Her takım, koç ve oyuncu böyle değil elbette, ama son 15 yıldır gözlemlerim başarılı ve başarısız örneklerden yola çıkarak olumsuz tarafa odaklanacağım bir yazı olacak.
Basketbolun bir takım oyunu olduğundan habersiz karakterler yetişiyor. Yerdeki arkadaşına el uzatmayan, kenarda otururken oyunla ilgilenmeyen, rakibe ve hakemlere saygısızca davranan, her biri ders niteliğinde olması gereken molalardan bile sıkılan, dinlemeyen ama bunun karşılığında taklit odaklı (rol model değil) hareketler içerisinde olan (belki taklit etmek kötü değil diyecekler olacaktır, taklit’e odaklı kurulan altyapı eğitimi gelişemez), oynadığı takımın en iyi oyuncusu olduğunu düşünmesi! nedeniyle kendini oyuncu oldu zannetmesi, takım arkadaşlarına ukala bakış açısı ve hatta çok üzülerek görüyorum ki takım arkadaşının olumsuz bir oyun hareketine laf söyleme cesaretini bulan çocuklar o kadar fazla ki. Ve en acısı bunlara sesini çıkarmayan koçlar, hatta üstüne bir laf daha söyleyen koçlar. Ve elbette her gün spordan soğuyan çocuklar, üzülen çocuklar, hatta travmaya giden durumlar.
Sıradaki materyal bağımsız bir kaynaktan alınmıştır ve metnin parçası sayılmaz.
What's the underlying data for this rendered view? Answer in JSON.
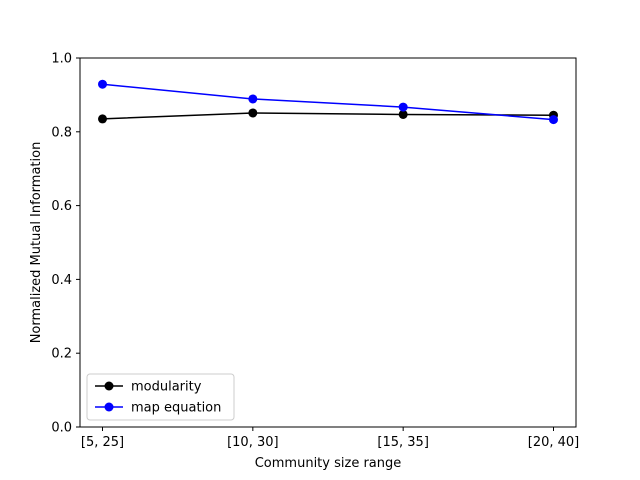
{
  "chart_data": {
    "type": "line",
    "categories": [
      "[5, 25]",
      "[10, 30]",
      "[15, 35]",
      "[20, 40]"
    ],
    "series": [
      {
        "name": "modularity",
        "values": [
          0.835,
          0.851,
          0.847,
          0.845
        ],
        "color": "#000000",
        "marker": "circle"
      },
      {
        "name": "map equation",
        "values": [
          0.929,
          0.889,
          0.867,
          0.833
        ],
        "color": "#0000ff",
        "marker": "circle"
      }
    ],
    "xlabel": "Community size range",
    "ylabel": "Normalized Mutual Information",
    "ylim": [
      0,
      1.0
    ],
    "yticks": [
      "0.0",
      "0.2",
      "0.4",
      "0.6",
      "0.8",
      "1.0"
    ],
    "grid": false,
    "legend_position": "lower-left"
  }
}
Sahi liglerde oynayan kaç sporcu çıkartıyorsunuz? Belki de takımınızda Jokic vardı ve siz onu basketboldan soğuttunuz farkında mısınız?
Bir altyapı koçu her oyuncusuna eşit mesafeli olmalı ve hatta daha kötü olduğunu düşündüğü sporcusunun üzerine daha fazla gitmeli, motive etmeli ve bunun da tüm takımın farkında olmasını sağlamalı, velileri bilgilendirmeli.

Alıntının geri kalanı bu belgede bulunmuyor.